Duplicity On Web Properties - How Much Does It Matter?

RomesFall

‍‍‍
BuSo Pro
Joined
Oct 7, 2014
Messages
460
Likes
684
Degree
2
I've got to thinking lately a lot about duplicity on web properties. My main focus right now has been getting my technical understanding to a decent level of both on-page considerations and of course I'm trying to learn more about GSA SER and how to use that properly and understanding more about that.

Because of this I've been thinking about how not only duplicate content is an issue, but how duplicity is specifically covered within a number of Google's patents, treating individual web pages as nodes / properties and how they are relationally similar to other 'nodes'.

E.g. If money site A is linked to from web pages B and C what do B and C have in common with each other and what does A have in common with B and what does A have in common with C.

This is a super simplified way of looking at Google's relevancy factoring and we can also assume their janitors/crawlers are using this kind of logic as well to detect footprints that look like an attempt at manipulating their SERPs. We know they have the patents.

I feel like a lot of people are ignoring potential footprints that are easy to identify and that footprints have become too intwined with talking about PBN's except for of course things like diversity, duplicate content, anchor text ratios et all.

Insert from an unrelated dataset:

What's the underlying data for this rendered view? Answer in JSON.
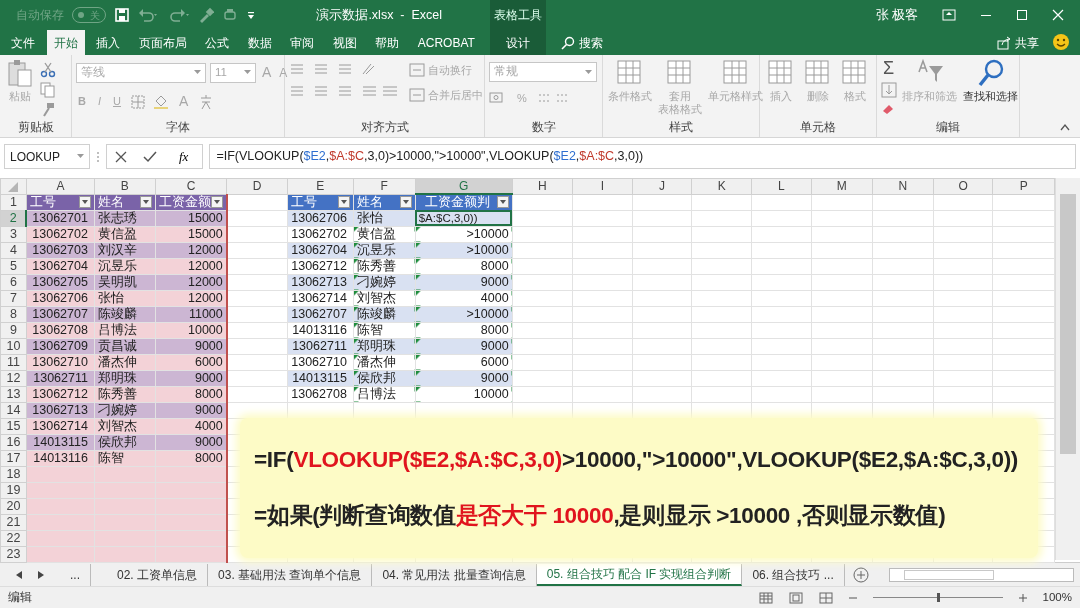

There's so many more we don't take into consideration, maybe they're fringe considerations, but surely they're going to become more important in the future? For longer term projects where you're not going down a squeaky clean, minimal manipulation route I believe this stuff really matters.

I know that there are people here doing spam very smartly and I'd love to open all of this up as a topic of discussion, not just talking about spam, but how you treat any web property to avoid these issues of duplicity, footprints and the like.

- Content
- On-Page Factors
- Ownership (Cookies, IP, Flash Tracking - is this important all the time? How much can Google possibly know from third-party databases?)
- Link Diversity
- Ratios (including property - property ratio footprints, if this matters?)

- Plus anything else you believe, know and think of.

I'm going to continue sinking my teeth into patents, testing in environments where I control as many variables as possible etc, but I believe it would be great to hear the thoughts of those who I consider to be pros.

I welcome anyone to contribute, but I hope this can be a technical discussion without people parroting what they've heard elsewhere without the understanding and willingness to explain their understanding to back up what they're saying.

- RF
 
Well I can only speak from my experience and my own side of things with the client work I do, which is by no means the full picture and purely one side of this issue. The thing I always keep in mind with Google is, they have to weigh all of their tactics, techniques, and practices against how it will affect legitimate websites and brands. Any little change can potentially result in huge effects that are far-reaching, and potentially devastating. So the thing I try to keep in mind is, knowing this, if you were trying to solve that problem and target low quality sites with algorithms, what creative ways can you think of that might allow you to sidestep the issues or at least push through them with minimal effect to legitimate sites?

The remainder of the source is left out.